9/11 Widow: The Media Duped Us
How Did ‘9/11 Victim’ Become Shorthand For ‘White Christian’?
The first time I heard about the Park51 Islamic community center was on May 6, 2010, when I received the following e-mail from a New York TV reporter:
“I’m doing story today about the proposed mosque project at the WTC site. I am interviewing the developers but I am also trying to look for family members who think building a mosque at the site is a bad idea.”

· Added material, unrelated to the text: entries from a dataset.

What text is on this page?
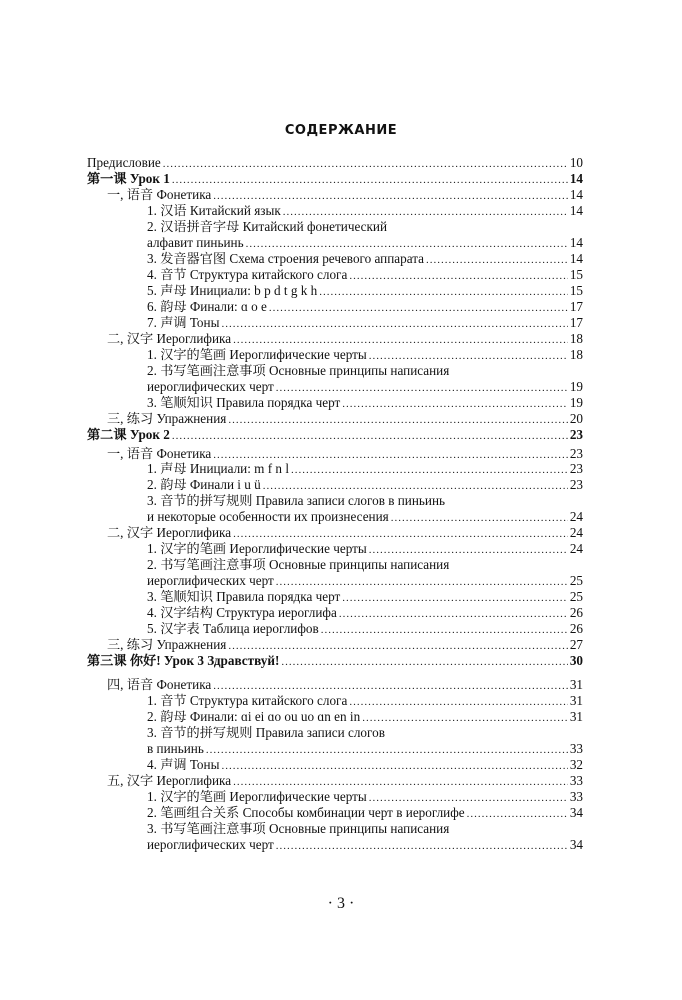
СОДЕРЖАНИЕ
Предисловие .....	10
第一课 Урок 1 .....	14
一, 语音 Фонетика .....	14
1. 汉语 Китайский язык .....	14
2. 汉语拼音字母 Китайский фонетический
алфавит пиньинь .....	14
3. 发音器官图 Схема строения речевого аппарата .....	14
4. 音节 Структура китайского слога .....	15
5. 声母 Инициали: b p d t g k h .....	15
6. 韵母 Финали: ɑ o e .....	17
7. 声调 Тоны .....	17
二, 汉字 Иероглифика .....	18
1. 汉字的笔画 Иероглифические черты .....	18
2. 书写笔画注意事项 Основные принципы написания
иероглифических черт .....	19
3. 笔顺知识 Правила порядка черт .....	19
三, 练习 Упражнения .....	20
第二课 Урок 2 .....	23
一, 语音 Фонетика .....	23
1. 声母 Инициали: m f n l .....	23
2. 韵母 Финали i u ü .....	23
3. 音节的拼写规则 Правила записи слогов в пиньинь
и некоторые особенности их произнесения .....	24
二, 汉字 Иероглифика .....	24
1. 汉字的笔画 Иероглифические черты .....	24
2. 书写笔画注意事项 Основные принципы написания
иероглифических черт .....	25
3. 笔顺知识 Правила порядка черт .....	25
4. 汉字结构 Структура иероглифа .....	26
5. 汉字表 Таблица иероглифов .....	26
三, 练习 Упражнения .....	27
第三课 你好! Урок 3 Здравствуй! .....	30
四, 语音 Фонетика .....	31
1. 音节 Структура китайского слога .....	31
2. 韵母 Финали: ɑi ei ɑo ou uo ɑn en in .....	31
3. 音节的拼写规则 Правила записи слогов
в пиньинь .....	33
4. 声调 Тоны .....	32
五, 汉字 Иероглифика .....	33
1. 汉字的笔画 Иероглифические черты .....	33
2. 笔画组合关系 Способы комбинации черт в иероглифе .....	34
3. 书写笔画注意事项 Основные принципы написания
иероглифических черт .....	34
· 3 ·
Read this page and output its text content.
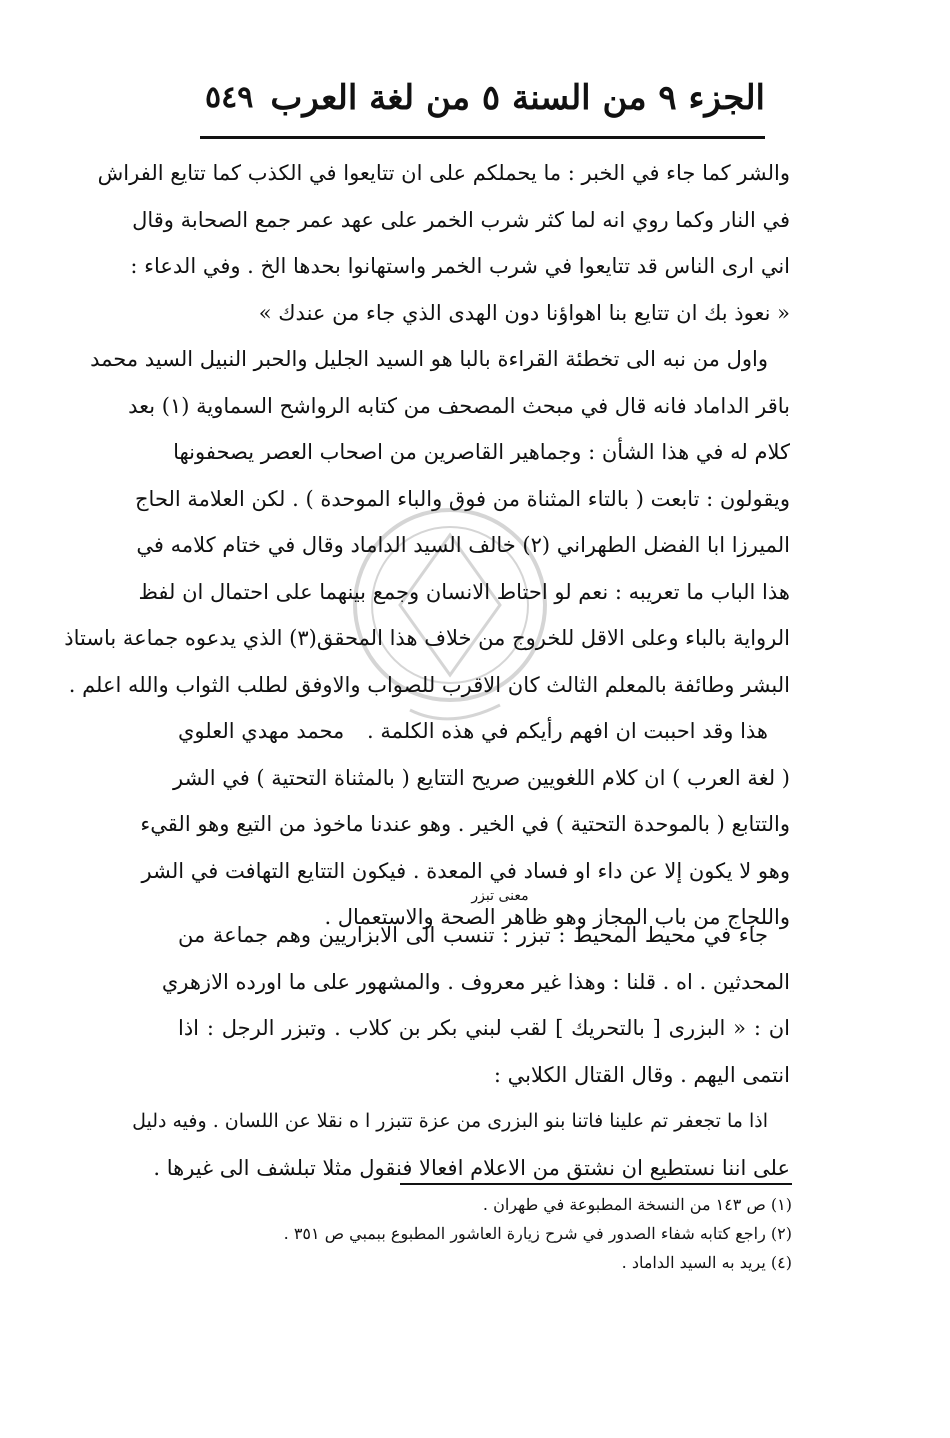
الجزء ٩ من السنة ٥ من لغة العرب
٥٤٩
والشر كما جاء في الخبر : ما يحملكم على ان تتايعوا في الكذب كما تتايع الفراش
في النار وكما روي انه لما كثر شرب الخمر على عهد عمر جمع الصحابة وقال
اني ارى الناس قد تتايعوا في شرب الخمر واستهانوا بحدها الخ . وفي الدعاء :
« نعوذ بك ان تتايع بنا اهواؤنا دون الهدى الذي جاء من عندك »
واول من نبه الى تخطئة القراءة بالبا هو السيد الجليل والحبر النبيل السيد محمد
باقر الداماد فانه قال في مبحث المصحف من كتابه الرواشح السماوية (١) بعد
كلام له في هذا الشأن : وجماهير القاصرين من اصحاب العصر يصحفونها
ويقولون : تابعت ( بالتاء المثناة من فوق والباء الموحدة ) . لكن العلامة الحاج
الميرزا ابا الفضل الطهراني (٢) خالف السيد الداماد وقال في ختام كلامه في
هذا الباب ما تعريبه : نعم لو احتاط الانسان وجمع بينهما على احتمال ان لفظ
الرواية بالباء وعلى الاقل للخروج من خلاف هذا المحقق(٣) الذي يدعوه جماعة باستاذ
البشر وطائفة بالمعلم الثالث كان الاقرب للصواب والاوفق لطلب الثواب والله اعلم .
هذا وقد احببت ان افهم رأيكم في هذه الكلمة .
محمد مهدي العلوي
( لغة العرب ) ان كلام اللغويين صريح التتايع ( بالمثناة التحتية ) في الشر
والتتابع ( بالموحدة التحتية ) في الخير . وهو عندنا ماخوذ من التيع وهو القيء
وهو لا يكون إلا عن داء او فساد في المعدة . فيكون التتايع التهافت في الشر
واللجاج من باب المجاز وهو ظاهر الصحة والاستعمال .
معنى تبزر
جاء في محيط المحيط : تبزر : تنسب الى الابزاريين وهم جماعة من
المحدثين . اه . قلنا : وهذا غير معروف . والمشهور على ما اورده الازهري
ان : « البزرى [ بالتحريك ] لقب لبني بكر بن كلاب . وتبزر الرجل : اذا
انتمى اليهم . وقال القتال الكلابي :
اذا ما تجعفر تم علينا فاتنا بنو البزرى من عزة تتبزر ا ه نقلا عن اللسان . وفيه دليل
على اننا نستطيع ان نشتق من الاعلام افعالا فنقول مثلا تبلشف الى غيرها .
(١) ص ١٤٣ من النسخة المطبوعة في طهران .
(٢) راجع كتابه شفاء الصدور في شرح زيارة العاشور المطبوع ببمبي ص ٣٥١ .
(٤) يريد به السيد الداماد .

“Bad idea” — that was a bit leading, wasn’t it? I always thought journalists were supposed to be objective, and yet, here we were, the “victims of 9/11,” being prodded for our outrage. An hour later, another e-mail arrived, this time from CNN. The language was more measured: “As a family member of someone who was killed in the attacks on 9/11, what do you think about the decision to construct a mosque this close to Ground Zero?”
[…]
There is therapy in speaking up, in feeling that you are not simply small and helpless in these giant matters. Each issue presents a chance for small triumph inside an abyss of loss. Maybe we can get this even if we can never get what we really want. Because what we really want is still to have our loved ones back.
But here is what’s been lost in this Park51 controversy: We are not experts, we are victims. We deserve to speak up, we need to speak up to acknowledge the pain and suffering, but we were never meant to be leaders in a national debate. Because the only thing we really know intimately is grief. The only thing we really know is what it feels like to lose a loved one in 9/11.